Maharashtra’s mass drug administration (MDA) program was remarkable in its adoption of best practices to drive the success of the program. Although the state faced many implementation challenges related to compliance, funding, and supply chain inconsistencies, Maharashtra took the necessary measures to address them, which other states can draw lessons from and adapt to their own context. In this section we look at challenges faced during the MDA program and how the state responded to them.

Funding for all MDA activities was covered under separate budget heads, but occasionally the program experienced a shortage of funds for communication and social mobilization activities. In such cases, the state raised funds through local practitioners, pharmacists, and Chikara funds granted by the Zilla Parishad CEO to supplement costs associated with printing materials, hiring vehicles to spread awareness in villages, and other activities. To further reduce costs, the state recruited nongovernmental organizations (NGOs), family physicians, local influencers, and distinguished social authorities within the community to spread awareness. For example, an NGO working on water conservation in Amravati worked toward spreading awareness about upcoming MDA rounds.

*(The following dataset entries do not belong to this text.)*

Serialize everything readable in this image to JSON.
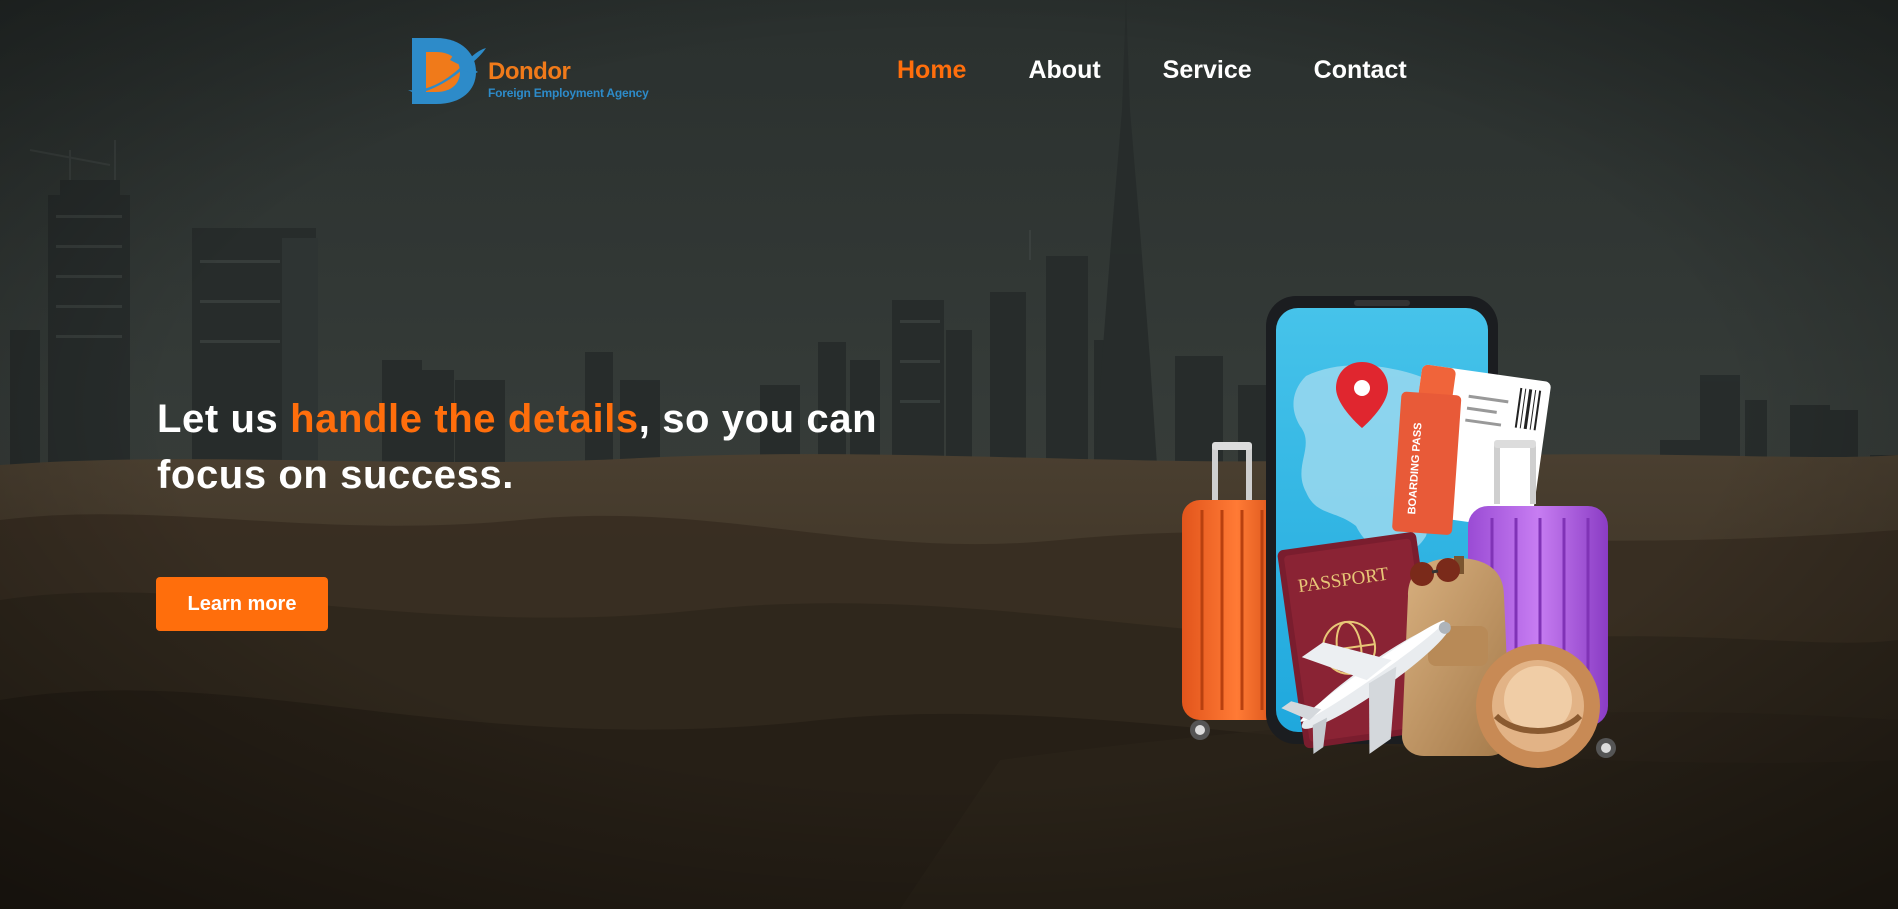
{
  "brand": {
    "name": "Dondor",
    "tagline": "Foreign Employment Agency",
    "logo_icon": "airplane-d-logo",
    "colors": {
      "orange": "#f07a1a",
      "blue": "#2d8bc9"
    }
  },
  "nav": {
    "active": "Home",
    "items": [
      {
        "label": "Home"
      },
      {
        "label": "About"
      },
      {
        "label": "Service"
      },
      {
        "label": "Contact"
      }
    ]
  },
  "hero": {
    "headline_before": "Let us ",
    "headline_accent": "handle the details",
    "headline_after": ", so you can focus on success.",
    "cta_label": "Learn more",
    "background": "desert-city-skyline",
    "illustration": {
      "icon": "travel-items-illustration",
      "passport_text": "PASSPORT",
      "boarding_pass_text": "BOARDING PASS"
    }
  },
  "theme": {
    "accent": "#ff6e0c",
    "text": "#ffffff"
  }
}
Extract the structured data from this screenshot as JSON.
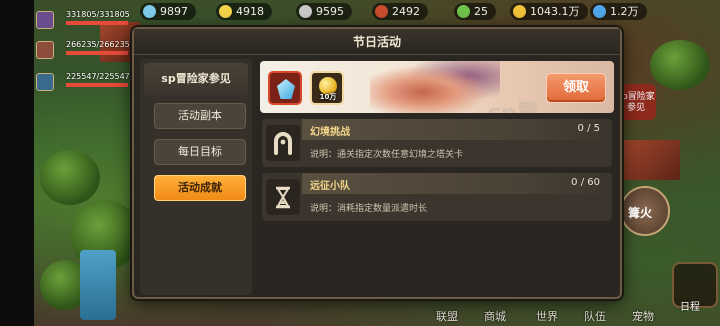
{
  "topbar": {
    "resources": [
      "9897",
      "4918",
      "9595",
      "2492",
      "25",
      "1043.1万",
      "1.2万"
    ],
    "colors": [
      "#7ecbe8",
      "#f2d34a",
      "#c9c9c9",
      "#c94c2f",
      "#6fc24a",
      "#f2c23a",
      "#4fa6e8"
    ]
  },
  "players": [
    {
      "hp": "331805/331805",
      "fill": 1.0
    },
    {
      "hp": "266235/266235",
      "fill": 1.0
    },
    {
      "hp": "225547/225547",
      "fill": 1.0
    }
  ],
  "modal": {
    "title": "节日活动",
    "sidebar": {
      "header": "sp冒险家参见",
      "tabs": [
        {
          "label": "活动副本",
          "active": false
        },
        {
          "label": "每日目标",
          "active": false
        },
        {
          "label": "活动成就",
          "active": true
        }
      ]
    },
    "banner": {
      "rewards": [
        {
          "icon": "blue-gem-icon",
          "qty": ""
        },
        {
          "icon": "gold-coin-icon",
          "qty": "10万"
        }
      ],
      "claim_label": "领取",
      "watermark": "sp冒"
    },
    "tasks": [
      {
        "icon": "horseshoe-icon",
        "name": "幻境挑战",
        "progress": "0 / 5",
        "desc": "说明：通关指定次数任意幻境之塔关卡"
      },
      {
        "icon": "hourglass-icon",
        "name": "远征小队",
        "progress": "0 / 60",
        "desc": "说明：消耗指定数量派遣时长"
      }
    ]
  },
  "right_side": {
    "sp_button": "sp冒险家参见",
    "event_button": "篝火",
    "schedule_label": "日程"
  },
  "bottom_nav": [
    "联盟",
    "商城",
    "世界",
    "队伍",
    "宠物"
  ]
}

Mr. Vivek was a student of mass communication. He engaged in various drama activities and street plays. One day, he came across a case of elephantiasis of a woman in his neighborhood. This hard-hitting truth pushed him to do something to help. Mr. Vivek began publishing pamphlets to raise community awareness on elephantiasis and the relevance of MDA. He also accompanied the drug administrators during drug distribution along with 50 students. Before the MDA rounds, he engaged with students during street plays and organized drawing competitions. The children were awarded with a certification signed by the district health officer and Mr. Vivek. His NGO also worked to generate community awareness and advocacy during the pulse polio immunization campaign.


“Initially we did not plan on having an NGO. We were all students who worked together and performed different cultural activities. We would do street plays to raise awareness on LF. We did not require a lot of money to perform these plays.”

- Vivek Raut, Founder, People's Kala Manch

Surveillance activities—important for estimating microfilaria rates at sentinel and random sites and informing MDA decisions—frequently suffered from delays in the receipt of funds. When the teams experienced funding delays, they managed to reduce costs among themselves. For example, if funding for transportation was not available, teams paid for fuel expenses out of their own pockets and applied for reimbursement at a later time. Sometimes, visits to district-level offices were coordinated with surveillance activities and staff members coordinated travel with team members who owned vehicles to further reduce travel costs.

Additionally, there was a challenge in the disbursement of funds when two authorities—the district health officer and the Zilla Parishad CEO—had to provide their signatures in a short span of time. These authorities were often in the field, which posed challenges in fund disbursement and often resulted in delays. To address this challenge, funds can now be transferred through online banking. The impact of this solution has yet to be seen, however, because it was still unresolved during implementation.

Vendors delivered diethylcarbamazine (DEC) directly to all district stores, but delivery of albendazole was more complicated. From the National Vector Borne Disease Control Program (NVBDCP) headquarters in Delhi, the drugs moved to Mumbai and then to state headquarters of health services at Pune and finally to the district stores. The long, interdependent chain of procurement led to occasional delays in receipt of albendazole at the state level. In such cases the state government adjusted the dates for MDA, ensuring the changes did not affect implementation. Dates at the community level were communicated only after ensuring drug availability and a guaranteed buffer against stockouts. Timely stakeholder communication and agile responses to supply chain inconsistencies helped Maharashtra avoid delays in implementation.

Urban areas had their own unique set of challenges, with limited staffing, low community support, and low coverage due to people being unavailable at their homes during drug administration. Trained volunteers were brought in to help with the issue of limited staffing, but they had less technical knowledge than community health workers. This factor contributed to urban populations resisting participation in the MDA program. To address the unavailability of people at their homes during drug administration, which led to low coverage, the state filaria team aided the district team by performing an extended mop-up of five to six days in urban areas to ensure the required 65 percent coverage of the population. Such measures helped counter low drug compliance in urban areas.